Japanese author pha's thoughts on marriage and family

Here are some candid thoughts from Japanese author pha on marriage and family. First, the original Japanese taken from pha's blog followed by my unofficial translation.

家族はシェアハウスの一種に過ぎない。子どもを作ることを絶対視しすぎるのは息苦しい。家族とか結婚を絶対視して苦しむ必要はない。人間が生きる道は他にもたくさんある。

でも、家族とか結婚とかはやっぱり便利で強力なシステムだし社会的にも優遇されてるので、それをうまく利用できるなら利用したらいい。だめだったら逃げてもいいけど。

使えるものは何でも利用して生きのびよう。
Family is nothing more than one variety of communal living. Thinking that having kids is an absolute truth is suffocating. There’s no need to continue suffering thinking that these things like marriage and having a family are absolute. There are plenty of other paths people can take.

However, marriage and family are convenient and are a powerful system that comes with societal approval, so if you can use that to your advantage, why not? If that doesn’t pan out though it’s ok to bail.

As humans we have to make use of whatever we can to survive.
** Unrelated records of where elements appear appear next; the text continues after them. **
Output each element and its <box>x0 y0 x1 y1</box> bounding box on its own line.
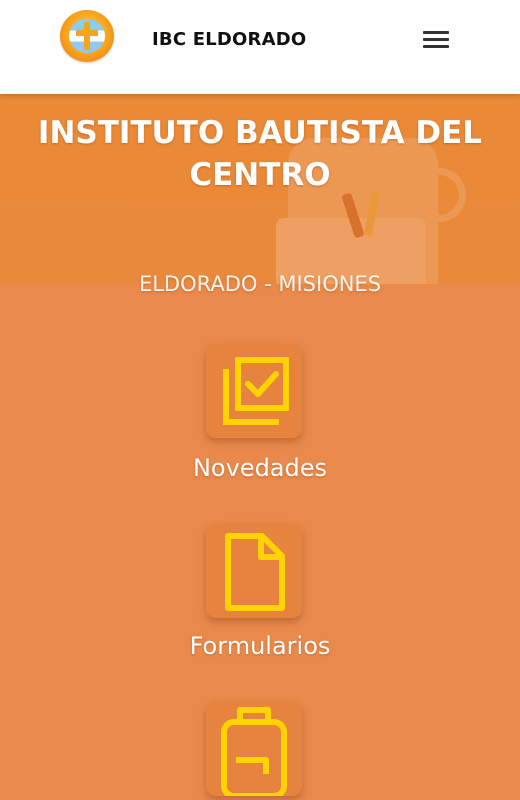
institute-title-line-2: CENTRO <box>189 157 331 193</box>
document-icon <box>225 533 285 611</box>
menu-item-label: Formularios <box>189 632 331 660</box>
top-app-bar: IBC ELDORADO <box>0 0 520 94</box>
menu-item-formularios[interactable]: Formularios <box>0 524 520 670</box>
hero-banner: INSTITUTO BAUTISTA DEL CENTRO <box>0 94 520 284</box>
menu-line <box>423 38 449 41</box>
institute-title: INSTITUTO BAUTISTA DEL CENTRO <box>20 112 500 196</box>
backpack-icon-box <box>206 702 302 796</box>
school-logo-icon[interactable] <box>60 10 114 62</box>
logo-flag-emblem <box>69 19 105 53</box>
novedades-icon-box <box>206 344 302 438</box>
menu-line <box>423 31 449 34</box>
checked-stack-icon <box>223 357 289 425</box>
institute-title-line-1: INSTITUTO BAUTISTA DEL <box>37 115 483 151</box>
menu-line <box>423 45 449 48</box>
formularios-icon-box <box>206 524 302 618</box>
menu-item-label: Novedades <box>192 454 328 482</box>
hamburger-menu-icon[interactable] <box>418 26 454 52</box>
location-subtitle: ELDORADO - MISIONES <box>138 272 382 296</box>
menu-item-backpack[interactable] <box>0 702 520 800</box>
menu-item-novedades[interactable]: Novedades <box>0 344 520 490</box>
logo-cross-horizontal <box>76 30 98 36</box>
app-brand-title[interactable]: IBC ELDORADO <box>152 29 306 50</box>
backpack-icon <box>221 707 287 796</box>
logo-cross-vertical <box>84 22 90 50</box>
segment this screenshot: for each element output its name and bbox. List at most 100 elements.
Not to say that I share the same perspectives as pha; I just thought that was interesting. Living in Japan I find that people here often think about marriage and family in ways that can be difficult to understand for Americans/Westerners, myself included. 

pha is the author of several books including 「持たない幸福論」 and 「ニートの歩き方」which I would like to read.